A second is that a clear precedent for something like Boyd’s solution—both its content and its structure—is found throughout Nabokov’s other work. In Ultimata Thule, The Vane Sisters, Transparent Things (and many other novels and stories) Nabokov explores the possibility of an afterlife and of communication between the living and the dead. Like Kinbote and Shade, living characters in these stories remain innocently and ironically oblivious to the spectral communication they have received. In The Vane Sisters, the narrator's last sentence laments that he has not received any message from the beyond but itself forms an acrostic that spells out that very message. “Most of the stories I am contemplating,” Nabokov explained to his editor after the publication of The Vane Sisters, “will be composed according to this system where a second main story is woven into, or placed behind, the superficial semitransparent one.” Two years after his death, his wife, Vera, went so far as to declare the beyond--potustoronnost—her husbands, “main theme.”

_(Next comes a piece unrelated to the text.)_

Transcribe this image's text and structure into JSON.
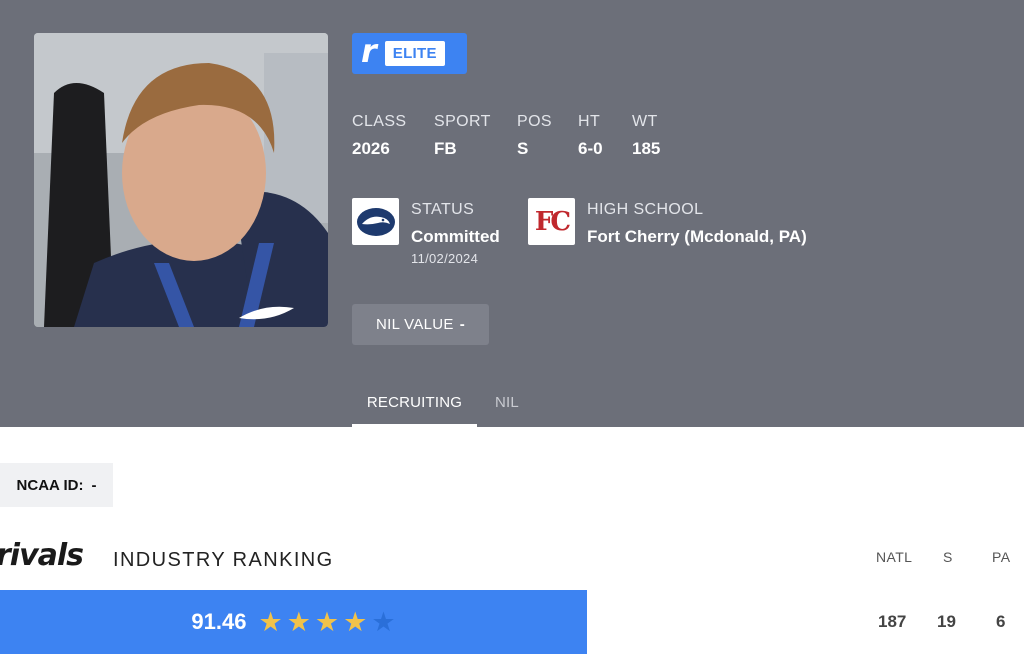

And this prefigures the third and final argument in favour of Boyd’s hypothesis which is perhaps the most important one: It is subtle and aesthetically satisfying. Where the other solutions propose an irrelevant thimblerig of authorial identities that drains the novel of its realism, Boyd’s solution leaves the basic fictional data of the novel intact while offering a tantalising answer to the question Shade poses in his poem. Shade is right on both counts. There is, as he imagines, a transcendent reality and it makes contact with our world in ways we do not expect and therefore do not notice. For Shade, a poet whose image of the afterlife was a bird flying impossibly into the reflected sky, the evidence he sought was concealed in the last place he ever imagined: In his insane neighbour’s stories of Zembla—which Kinbote glosses as Resembla or, “Land of Reflections.”
The religious implications of all this have led some to declare Nabokov’s aesthetic a “theology for skeptics.” This raises an interesting question: Did Nabokov himself believe in an afterlife? In his autobiography, Nabokov depicts himself standing among rare butterflies and reports, “a thrill of gratitude to Whom It May Concern—to the contrapuntal genius of human fate.” It would seem, therefore, that Nabokov understood that his own literary designs, over which he exercised control, formed part of a much larger design over which a Supreme Author exercised control. This idea is supported by points of similitude between his own life and the fictional reality of Pale Fire—and most saliently and poignantly in this fact: in 1922, Nabokov’s own father, like Shade, was mistakenly assassinated by a gunman aiming for someone else and July 21, the day on which Shade is shot, is Nabokov’s father’s birthday.
Nabokov’s art invites the reader on a journey of discovery, the discovery of intelligent intention, that for him had metaphysical implications. “The glory of God is to hide a thing,” Nabokov writes in Bend Sinister—paraphrasing Bacon paraphrasing Proverbs—“and the glory of man is to find it.”